Saturday, September 19, 2009

Narration with the not-natural narrator

Charlotte Mason emphasized the importance of Narration in the learning process. Narration is the process of telling back in your own words, in detail, a story, event, or other information. Narration is important because it causes the person to truly process the information in their head, and kind of sets it into the memory.

However, narration is a learned skill. Many children are natural narrators, although when first introduced to it in a "Schooling" setting, they may freeze with a type of "test anxiety". There are a few children out there that normal oral narration does not come naturally.

Delta is one of these children. He was a late talker, and then stammered for years. Even now, he has a hard time expressing his thoughts in everyday life. He has improved a lot. (His speach has been evaluated a few times along the years, and he is in the "normal" range - so it isn't a "problem" - but it is a bit of a challenge.

So for years, when Mike would ask Delta "What did you do today" - the answer was (and is) almost always "Nothing" or "I don't know". At times I think we could see a huge crash, watch the fire fighters put out the fire - and when asked what happened today, Delta would answer "I don't know". So I knew that narration would be a challenge.

We have completed week 2 of year 1 with Delta so far. I have gotten a couple of good narrations from him, and a few with almost nothing. I am so far just having him narrate 50 Famous Stories, and Aesop as I feel those are the easier readings. (Next week I will be including the Blue Fairy book).

For Aesop - if he can't narrate directly, I have found that asking him to draw a picture, then tell me has helped.

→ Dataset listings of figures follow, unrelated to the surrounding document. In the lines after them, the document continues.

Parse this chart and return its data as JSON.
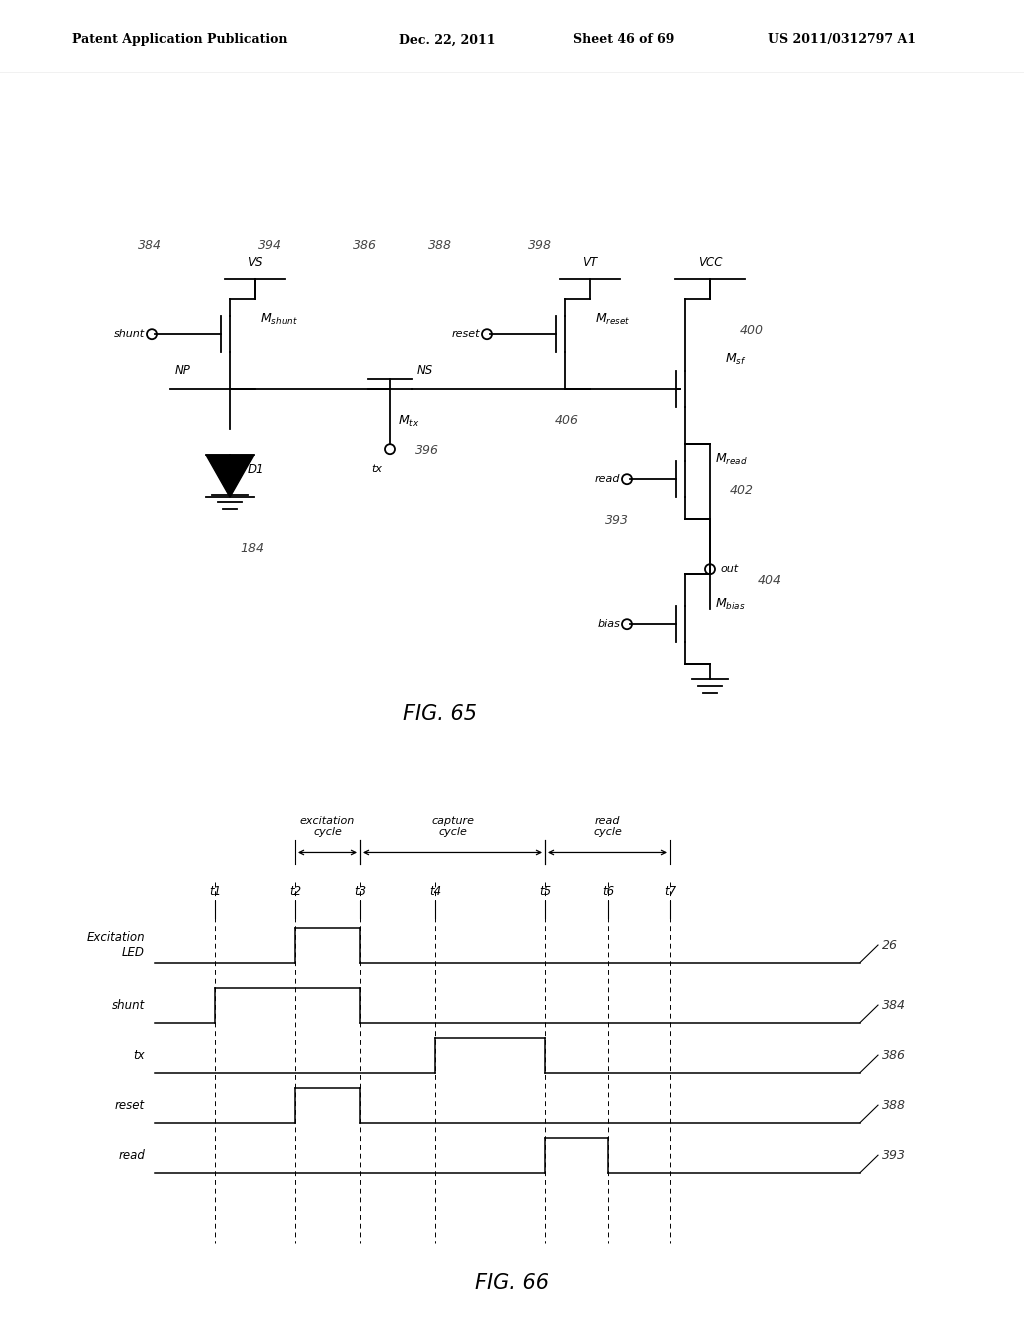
{
  "bg_color": "#ffffff",
  "header_text": "Patent Application Publication",
  "header_date": "Dec. 22, 2011",
  "header_sheet": "Sheet 46 of 69",
  "header_patent": "US 2011/0312797 A1",
  "fig65_label": "FIG. 65",
  "fig66_label": "FIG. 66",
  "timing_labels": [
    "Excitation\nLED",
    "shunt",
    "tx",
    "reset",
    "read"
  ],
  "timing_refs": [
    "26",
    "384",
    "386",
    "388",
    "393"
  ],
  "time_points": [
    "t1",
    "t2",
    "t3",
    "t4",
    "t5",
    "t6",
    "t7"
  ],
  "cycle_labels": [
    "excitation\ncycle",
    "capture\ncycle",
    "read\ncycle"
  ]
}
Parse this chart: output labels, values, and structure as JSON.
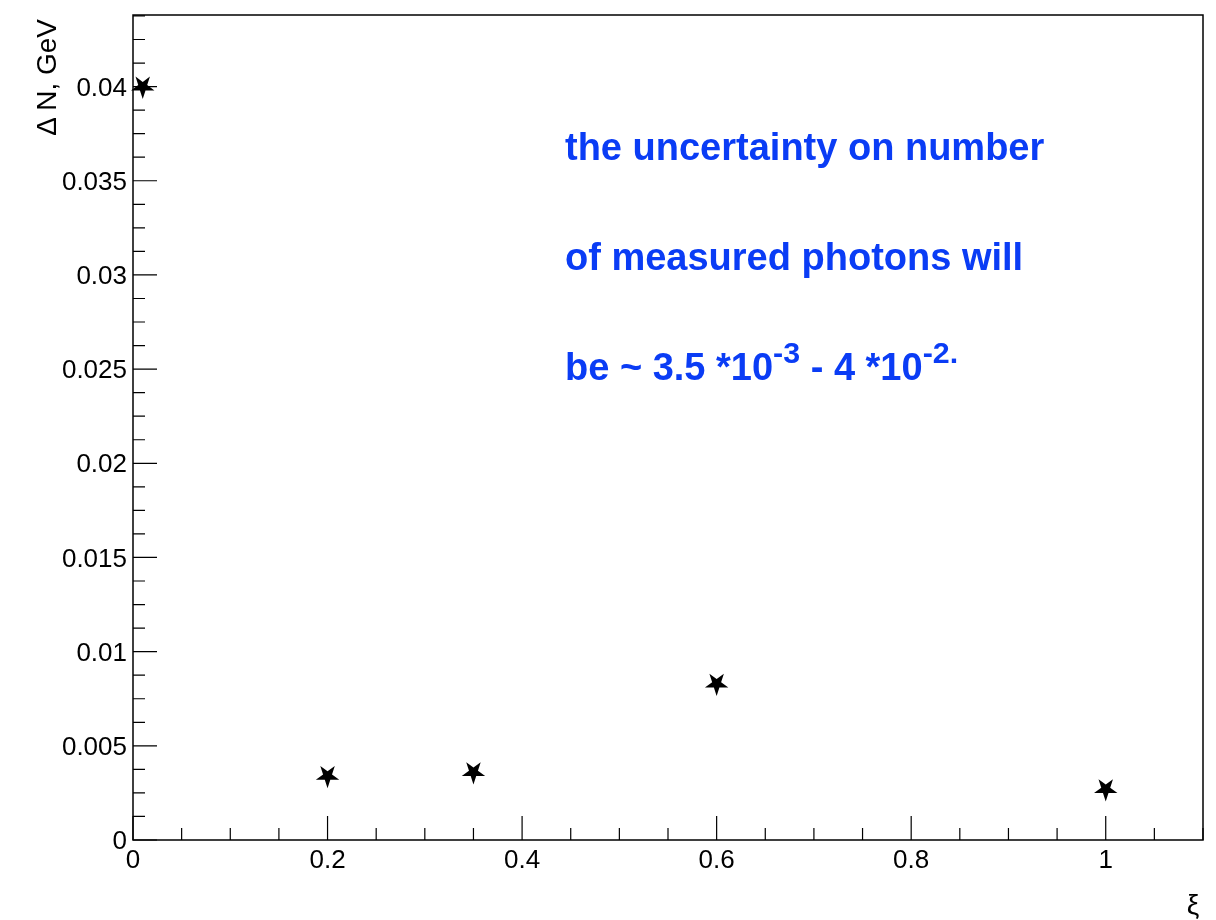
{
  "chart_data": {
    "type": "scatter",
    "xlabel": "ξ",
    "ylabel": "Δ N, GeV",
    "x": [
      0.01,
      0.2,
      0.35,
      0.6,
      1.0
    ],
    "values": [
      0.04,
      0.0034,
      0.0036,
      0.0083,
      0.0027
    ],
    "color": "#000000",
    "marker": "star",
    "xlim": [
      0,
      1.1
    ],
    "xticks": [
      0,
      0.2,
      0.4,
      0.6,
      0.8,
      1
    ],
    "ylim": [
      0,
      0.0438
    ],
    "yticks": [
      0,
      0.005,
      0.01,
      0.015,
      0.02,
      0.025,
      0.03,
      0.035,
      0.04
    ],
    "grid": false,
    "annotations": [
      "the uncertainty on number",
      "of measured photons will",
      "be ~ 3.5 *10$^{-3}$ - 4 *10$^{-2.}$"
    ]
  }
}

For 50 Famous Stories, I am trying having him act it out with finger puppets. Asking questions like "What was the best part of the story" seems to work better for Delta than asking "What happened". I have also narrated some stories for him, to demonstrate what I want.

It can be frustrating working with the children that don't naturally narrate. It can be easy to feel that they aren't retaining anything. Keep doing the readings. Keep working on the narrations, knowing that this is an area that is a weakness. Trust in the process - it will happen. Trust that some of the information is going to stay in the brain, even if not obvious immediately. Some of it will start coming out while they are playing.

Finally, I try to keep in mind that what we are doing is better than what I think he would be doing in school.


  1. This is a good point. CM said that all children are natural narrators, but actually not all children are highly verbal. So what you say makes a lot of sense.

  2. Thanks for the comment. I do think that the narrating tendency is in all children - but that for some children, including Delta, there are other challenges making it a harder process for them.

  3. Very good point!!! Thanks for sharing it with us!! Be Blessed, Angie in GA

  4. Thanks! I'm glad you liked the article.

  5. I have found the same to be true. Keep plugging along. They do amaze you at some points along the way with what they can accomplish.